AI tool characterizes a song's genre and provides insights regarding perception music
Date: August 12, 2019
Source: University of Southern California
Summary: An artificial intelligence tool can characterize a song's genre and provides increased understanding how we perceive and process music. Applications include how music content is marketed, consumed and tagged; neuropsychology and the mechanisms of human thought; and affective computing systems that impact human emotions.
Vinyl records in music store (stock image).
Credit: © Ivan Kurmyshov / Adobe Stock
The debate can finally be put to rest: Lil Nas X's record-setting, chart-topping hit "Old Town Road" is indeed country. But it's also a little rock 'n roll. And when you analyze the lyrics and chords together, it's straight-up pop.
At least, that's according to an artificial intelligence tool developed by USC computer science PhD student Timothy Greer. Greer's method automatically predicts music genres by analyzing how lyrics and chords interact with one another throughout the song.
The method classified "Old Town Road" as country according to the lyrics; rock according to the chords (based on a Nine Inch Nails music sample); and pop according to the chords and lyrics combined.
The paper, titled "Using Shared Vector Representations of Words and Chords in Music for Genre Classification," will be presented at the Speech, Music and Mind 2019 conference on Sept.14.
A Very Human Experience
"Old Town Road is an interesting song," said Greer, a lifelong musician who currently plays saxaphone and keyboard in an LA-based band (music genre: Indie rock).
"The lyrics are steeped in the country genre, but the chords and the instrumentation don't sound like country at all. The algorithm highlights the complexity of music, both in terms of how the music is constructed and how it is perceived, in other words, how people process it."
This effort in music research -- to computationally understand the stories we tell with it, and how people experience and are influenced by it -- is a part of a larger research program in Computational Media Intelligence at USC Signal Analysis and Interpretation Laboratory (SAIL) (SAIL).
"Music construction and perception are related, but they are not one and the same," said Greer's supervisor and paper co-author Shrikanth Narayanan.
Narayanan, SAIL director and the Niki and Max Nikias Chair and Professor of Electrical and Computer Engineering, has previously analyzed vocal patterns of beatboxers and opera singers using MRI scans, predicted violence ratings using movie scripts and developed technology that uses voice to assess speaker emotions. He said he is excited about this new research because it's a new way of analyzing music computationally and could reveal unexpected patterns.
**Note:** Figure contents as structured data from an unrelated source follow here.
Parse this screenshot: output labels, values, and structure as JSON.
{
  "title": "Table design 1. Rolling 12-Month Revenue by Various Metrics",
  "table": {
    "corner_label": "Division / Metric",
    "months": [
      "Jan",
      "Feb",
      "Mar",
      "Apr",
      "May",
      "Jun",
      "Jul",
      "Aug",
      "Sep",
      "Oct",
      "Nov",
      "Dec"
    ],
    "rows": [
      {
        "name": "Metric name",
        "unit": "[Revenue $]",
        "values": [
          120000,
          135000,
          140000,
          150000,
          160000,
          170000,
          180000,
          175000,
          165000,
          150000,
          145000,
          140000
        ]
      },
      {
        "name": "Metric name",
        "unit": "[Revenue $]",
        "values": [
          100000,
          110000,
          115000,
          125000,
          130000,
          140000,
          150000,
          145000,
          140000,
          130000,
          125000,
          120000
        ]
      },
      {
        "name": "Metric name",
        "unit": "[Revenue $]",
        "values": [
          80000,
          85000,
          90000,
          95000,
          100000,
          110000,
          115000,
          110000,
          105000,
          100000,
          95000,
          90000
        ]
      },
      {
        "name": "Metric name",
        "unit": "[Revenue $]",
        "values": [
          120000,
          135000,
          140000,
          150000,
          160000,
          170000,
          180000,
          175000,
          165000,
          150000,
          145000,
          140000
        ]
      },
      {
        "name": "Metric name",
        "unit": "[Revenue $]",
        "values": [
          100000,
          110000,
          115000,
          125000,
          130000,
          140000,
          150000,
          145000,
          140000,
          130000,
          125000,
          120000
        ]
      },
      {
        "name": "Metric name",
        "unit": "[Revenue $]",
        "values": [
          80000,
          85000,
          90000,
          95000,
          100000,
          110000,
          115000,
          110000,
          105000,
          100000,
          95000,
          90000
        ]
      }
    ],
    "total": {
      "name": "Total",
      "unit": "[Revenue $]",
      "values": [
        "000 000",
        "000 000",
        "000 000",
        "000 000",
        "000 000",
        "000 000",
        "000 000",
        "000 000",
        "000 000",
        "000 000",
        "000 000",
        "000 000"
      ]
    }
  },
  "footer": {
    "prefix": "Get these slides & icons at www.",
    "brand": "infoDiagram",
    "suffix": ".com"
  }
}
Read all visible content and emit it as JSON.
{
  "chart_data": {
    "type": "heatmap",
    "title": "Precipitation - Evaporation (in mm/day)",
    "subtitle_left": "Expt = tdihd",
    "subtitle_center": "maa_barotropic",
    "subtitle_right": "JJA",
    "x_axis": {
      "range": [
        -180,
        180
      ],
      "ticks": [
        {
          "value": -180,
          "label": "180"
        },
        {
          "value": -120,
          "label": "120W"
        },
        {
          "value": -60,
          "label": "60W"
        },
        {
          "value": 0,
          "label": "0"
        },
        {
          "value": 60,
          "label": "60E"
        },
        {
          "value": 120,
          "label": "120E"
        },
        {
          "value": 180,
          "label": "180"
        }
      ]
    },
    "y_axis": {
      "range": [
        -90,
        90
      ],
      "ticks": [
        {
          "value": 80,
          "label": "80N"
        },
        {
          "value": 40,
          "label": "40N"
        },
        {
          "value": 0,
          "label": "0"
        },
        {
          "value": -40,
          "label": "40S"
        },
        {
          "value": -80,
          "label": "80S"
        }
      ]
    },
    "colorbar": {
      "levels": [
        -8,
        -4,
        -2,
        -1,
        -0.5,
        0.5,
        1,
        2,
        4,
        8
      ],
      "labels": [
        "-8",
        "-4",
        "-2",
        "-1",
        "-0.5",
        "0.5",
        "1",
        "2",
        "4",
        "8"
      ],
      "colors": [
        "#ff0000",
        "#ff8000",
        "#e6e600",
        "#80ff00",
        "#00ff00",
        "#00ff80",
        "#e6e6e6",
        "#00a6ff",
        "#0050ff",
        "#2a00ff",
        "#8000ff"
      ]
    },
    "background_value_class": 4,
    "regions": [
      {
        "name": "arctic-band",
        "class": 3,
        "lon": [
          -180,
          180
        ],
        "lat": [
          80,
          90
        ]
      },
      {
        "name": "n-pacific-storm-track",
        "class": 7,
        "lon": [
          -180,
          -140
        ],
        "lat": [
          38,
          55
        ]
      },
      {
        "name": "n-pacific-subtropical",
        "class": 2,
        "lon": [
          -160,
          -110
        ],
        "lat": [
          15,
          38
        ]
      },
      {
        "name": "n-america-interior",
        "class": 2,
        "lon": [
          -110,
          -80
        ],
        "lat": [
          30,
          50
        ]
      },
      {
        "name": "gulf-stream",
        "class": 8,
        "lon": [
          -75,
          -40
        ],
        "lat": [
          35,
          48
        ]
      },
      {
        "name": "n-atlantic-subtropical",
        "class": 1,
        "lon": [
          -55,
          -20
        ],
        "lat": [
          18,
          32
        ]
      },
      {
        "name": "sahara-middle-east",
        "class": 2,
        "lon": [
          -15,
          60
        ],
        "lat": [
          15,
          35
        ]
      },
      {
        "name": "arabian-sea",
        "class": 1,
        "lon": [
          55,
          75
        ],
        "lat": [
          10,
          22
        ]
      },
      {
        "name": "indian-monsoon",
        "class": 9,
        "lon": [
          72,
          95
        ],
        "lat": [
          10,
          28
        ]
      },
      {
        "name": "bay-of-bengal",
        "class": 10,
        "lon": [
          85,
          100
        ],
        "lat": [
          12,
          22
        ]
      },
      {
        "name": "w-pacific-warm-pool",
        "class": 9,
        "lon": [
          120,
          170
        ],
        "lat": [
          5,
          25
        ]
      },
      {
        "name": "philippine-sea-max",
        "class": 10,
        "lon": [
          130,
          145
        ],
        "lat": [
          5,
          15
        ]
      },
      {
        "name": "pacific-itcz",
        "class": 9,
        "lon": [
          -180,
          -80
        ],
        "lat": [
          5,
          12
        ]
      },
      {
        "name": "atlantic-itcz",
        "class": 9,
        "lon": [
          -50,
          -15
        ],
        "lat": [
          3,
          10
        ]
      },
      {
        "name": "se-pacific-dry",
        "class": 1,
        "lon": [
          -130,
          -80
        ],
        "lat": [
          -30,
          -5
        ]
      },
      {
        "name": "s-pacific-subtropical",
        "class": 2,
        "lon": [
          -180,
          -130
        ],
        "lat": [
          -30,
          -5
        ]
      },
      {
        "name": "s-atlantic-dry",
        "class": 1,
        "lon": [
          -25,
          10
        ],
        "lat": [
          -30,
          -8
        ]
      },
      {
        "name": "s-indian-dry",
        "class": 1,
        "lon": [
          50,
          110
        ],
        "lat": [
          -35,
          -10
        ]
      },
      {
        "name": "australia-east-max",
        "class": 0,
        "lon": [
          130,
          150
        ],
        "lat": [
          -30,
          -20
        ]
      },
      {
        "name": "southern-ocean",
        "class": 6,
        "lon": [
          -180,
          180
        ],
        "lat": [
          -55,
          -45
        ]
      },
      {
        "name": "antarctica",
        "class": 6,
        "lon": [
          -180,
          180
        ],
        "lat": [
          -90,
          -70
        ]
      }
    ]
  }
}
"We always say there is no hard-set rule for human experiences of music," said Narayanan, a classical music enthusiast who plays the Indian stringed instrument veena and the violin. "AI and machine learning can provide a lens from which to look at this very human experience."
A New Sound
"Old Town Road," which has now been at the top of the charts for 18 weeks, has been notable for its genre-blending characteristic. As one of the most hotly debated topics in the pop world this summer, everyone seems to have a different opinion -- is it country, pop, rock? Or something else altogether?
In April 2019, the song was removed from the Billboard Hot Country chart because it did "not embrace enough elements of today's country music to chart in its current version," according to a Billboard statement.
Greer put the song to the test with three models he had developed to predict genre: using only chord embeddings, only lyric embeddings and using chord-and-lyric embeddings combined. He trained the system on a dataset with 190,165 musical segments from 5,304 pop songs with lyrics and corresponding chords.
While most genre prediction tools use a song's entire audio file, which means retrieving and processing a high-quality recording, Greer's method can classify genre using only chords and lyrics, which are usually available online with a quick Google Search.
"This interplay between chord sequences and lyric sequences may give us a better glimpse into how we perceive genre than using either alone, although both of these modalities contains useful information alone, as well," said Greer.
The study gives a better understanding of how we perceived and process music, specifically the differences in human music perception -- and categorization -- of music genre depending on the "looking glass" used.
Applications include how music content is marketed, consumed and tagged; neuropsychology and the mechanisms of human thought; and affective computing systems that impact human emotions.